We peeked over the wall of the Plaza de la Danza in Oaxaca's Centro Histórico and were astounded by a sea of attendees, everyone packed into the space and already enjoying the 85 traditional cooks' food. We snaked through the crowd, found a couple of seats at one of the packed tables, and cheered the dancing, speeches, and music, greeting friends and making introductions and generally whooping it up.
The food stand closest to the Encuentro entrance belonged to Rosario Cruz Cobos and her hard-working crew. For the entire four days of the festival, her crew of guys built the wood fires that roasted these cochinos a la cubana (literally, pigs Cuban style) but also hugely popular fiesta food from San José Chiltepec in the Papaloapan region of the state of Oaxaca, north and east of the city of Oaxaca.
Silvana waited in line for nearly an entire hour for an enormous serving of the delicious, juicy roast pork with a generous portion of crisp skin. Of course we shared it, as I'm sure many of Sra. Cruz's patrons also did. Half of the order is hidden by large folded tortillas, as is the huge serving of refried black beans. Silvana said, "The wait time in all that smoke was long but the pig was worth it!"
The next dish we tried was chileajo amarillo, prepared by traditional cook Sra. Yolanda Garzón Acevedo, from Huajuapan, Oaxaca, located in the Mixtec zone, north and a bit west of the city of Oaxaca. The fork-tender meat in the chileajo is fried carne de cerdo (pork). The sauce is made with chile guajillo, chile costeño amarillo, oregano, cumin, and garlic, among other ingredients. This dish was so extremely good that I actually ate it twice.
Here's a huge cazuela (deep clay cooking dish with handles) of mole de fiesta (mole for a party!), another dish from the same region. The mole de fiesta was also prepared by Sra. Yolanda Garzón Acevedo of Huajuapan and is one of her specialties. It's sweeter than the chileajo amarillo. Silvana and I couldn't resist sampling both of the dishes--we polished off our shares.
Sra. Ivette Morán, the wife of Oaxaca's governor, tastes the mole de fiesta as cocinera tradicional Yolanda Garzón Acevedo watches to see how she likes it. Was there any doubt? Sra. Morán's eyes all but rolled back in her head from pleasure.
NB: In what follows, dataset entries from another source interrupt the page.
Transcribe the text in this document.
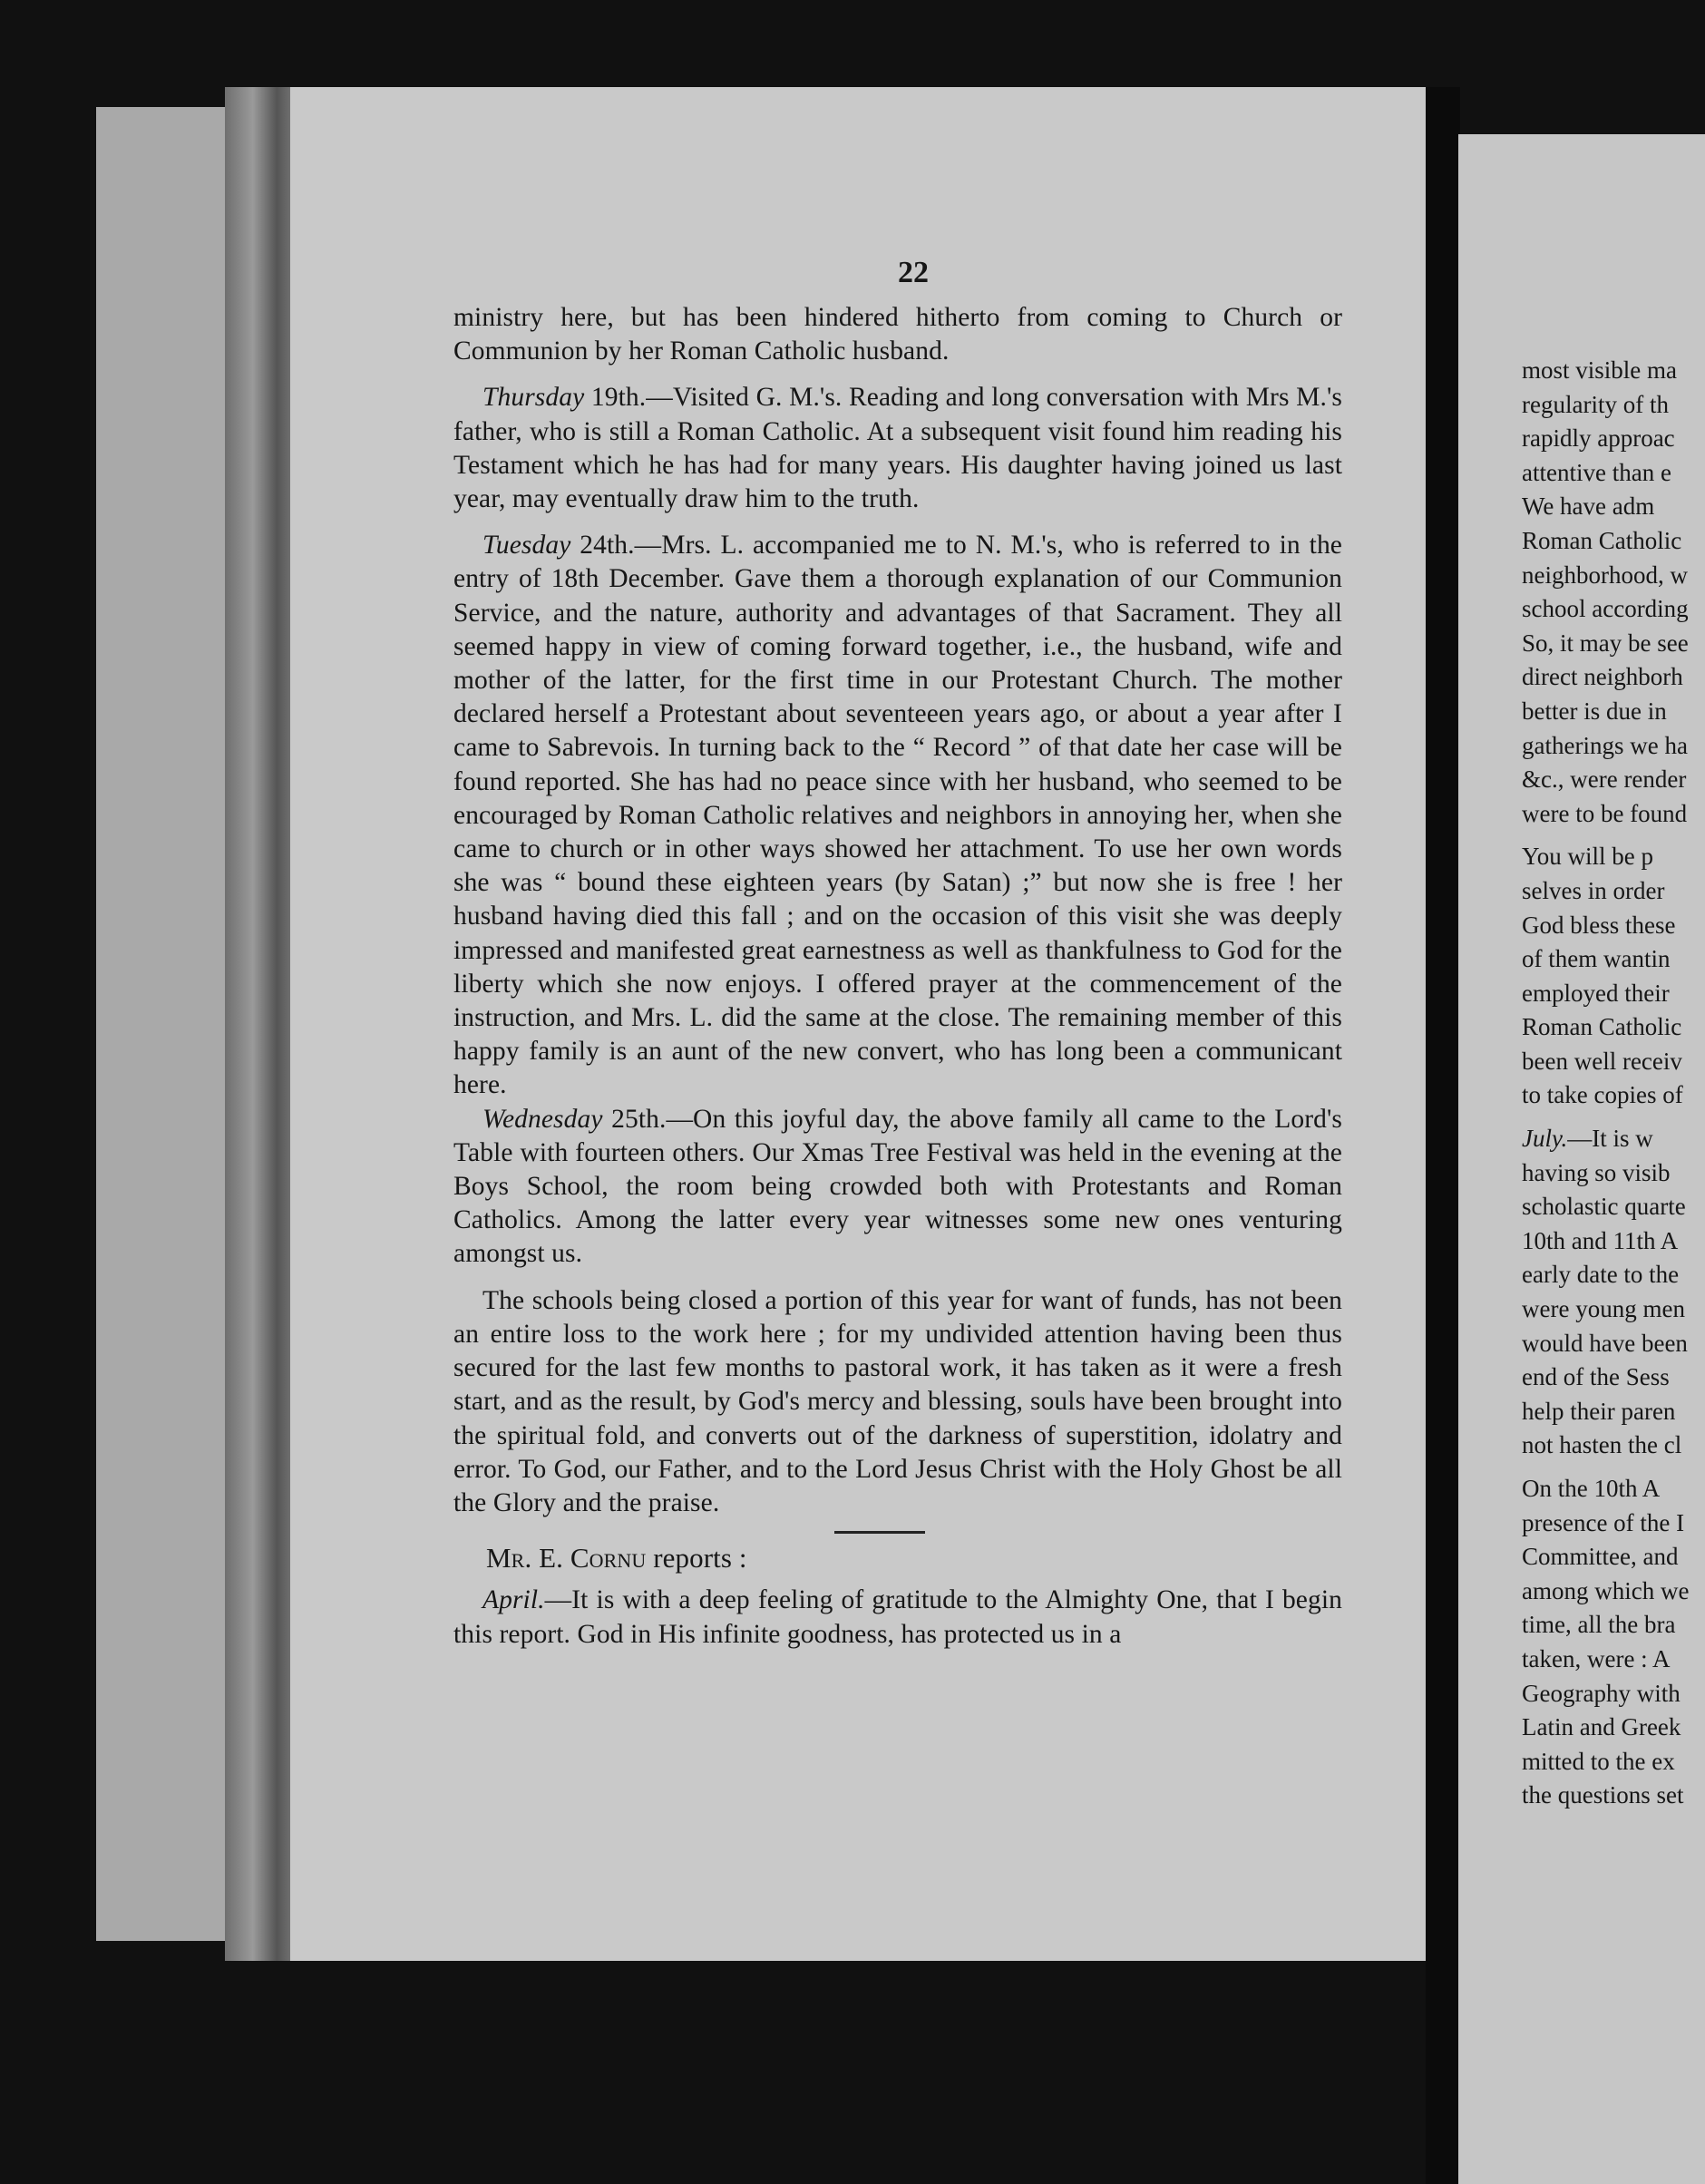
22

ministry here, but has been hindered hitherto from coming to Church or Communion by her Roman Catholic husband.

Thursday 19th.—Visited G. M.'s. Reading and long conversation with Mrs M.'s father, who is still a Roman Catholic. At a subsequent visit found him reading his Testament which he has had for many years. His daughter having joined us last year, may eventually draw him to the truth.

Tuesday 24th.—Mrs. L. accompanied me to N. M.'s, who is referred to in the entry of 18th December. Gave them a thorough explanation of our Communion Service, and the nature, authority and advantages of that Sacrament. They all seemed happy in view of coming forward together, i.e., the husband, wife and mother of the latter, for the first time in our Protestant Church. The mother declared herself a Protestant about seventeeen years ago, or about a year after I came to Sabrevois. In turning back to the “ Record ” of that date her case will be found reported. She has had no peace since with her husband, who seemed to be encouraged by Roman Catholic relatives and neighbors in annoying her, when she came to church or in other ways showed her attachment. To use her own words she was “ bound these eighteen years (by Satan) ;” but now she is free ! her husband having died this fall ; and on the occasion of this visit she was deeply impressed and manifested great earnestness as well as thankfulness to God for the liberty which she now enjoys. I offered prayer at the commencement of the instruction, and Mrs. L. did the same at the close. The remaining member of this happy family is an aunt of the new convert, who has long been a communicant here.

Wednesday 25th.—On this joyful day, the above family all came to the Lord's Table with fourteen others. Our Xmas Tree Festival was held in the evening at the Boys School, the room being crowded both with Protestants and Roman Catholics. Among the latter every year witnesses some new ones venturing amongst us.

The schools being closed a portion of this year for want of funds, has not been an entire loss to the work here ; for my undivided attention having been thus secured for the last few months to pastoral work, it has taken as it were a fresh start, and as the result, by God's mercy and blessing, souls have been brought into the spiritual fold, and converts out of the darkness of superstition, idolatry and error. To God, our Father, and to the Lord Jesus Christ with the Holy Ghost be all the Glory and the praise.

Mr. E. Cornu reports :

April.—It is with a deep feeling of gratitude to the Almighty One, that I begin this report. God in His infinite goodness, has protected us in a

most visible ma
regularity of th
rapidly approac
attentive than e
We have adm
Roman Catholic
neighborhood, w
school according
So, it may be see
direct neighborh
better is due in
gatherings we ha
&c., were render
were to be found
You will be p
selves in order
God bless these
of them wantin
employed their
Roman Catholic
been well receiv
to take copies of
July.—It is w
having so visib
scholastic quarte
10th and 11th A
early date to the
were young men
would have been
end of the Sess
help their paren
not hasten the cl
On the 10th A
presence of the I
Committee, and
among which we
time, all the bra
taken, were : A
Geography with
Latin and Greek
mitted to the ex
the questions set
In the market section of the Encuentro, inside the Instituto de Bellas Artes (Fine Arts School) at the side of the Plaza de la Danza, the organizers had mounted a large selection of seasonal products--everything from amaranth products to this beautiful pitaya (cactus fruit). These fruits, about the size of a tennis ball, can be wine red, green, or purple inside. Their consistency is similar to watermelon, they are just that juicy, and are marvelously sweet.
You can't guess, not in a million years, what this is: a tamal oaxaqueño de tichinda. It's a tamal (the singular form of the word tamales--one tamal, two tamales) made with tichinda (sweet-water mussels--shell and all--mixed into the masa (corn dough) for the tamales. The women who make these tamales go out into the water to gather the mussels, then clean them, make the masa, and wrap this tamal Oaxaqueño in banana leaves; these were prepared by cocinera tradicional Sra. Elena Tapia Flores, from coastal San Juan Jimaltepec. Another style is wrapped in dried and rehydrated totomoxtle (corn husks). Both are wonderful. At the Encuentro last year, I ate tichindas en caldo de frijol (sweet water mussels in bean broth), because by the time I got around to that, the tamales were sold out. This year, I was determined to try the tamales.
At the end of the Encuentro's opening day, a sated and sleepy-eyed group of friends gathered on the rooftop patio of another friend's home in Oaxaca's Centro Histórico. Her plumeria (also known in Oaxaca as guechachi, also known as May flower), was in full, fragrant bloom. We breathed in the perfume, drank some mezcal, nibbled a peanut or two, and talked well into the evening.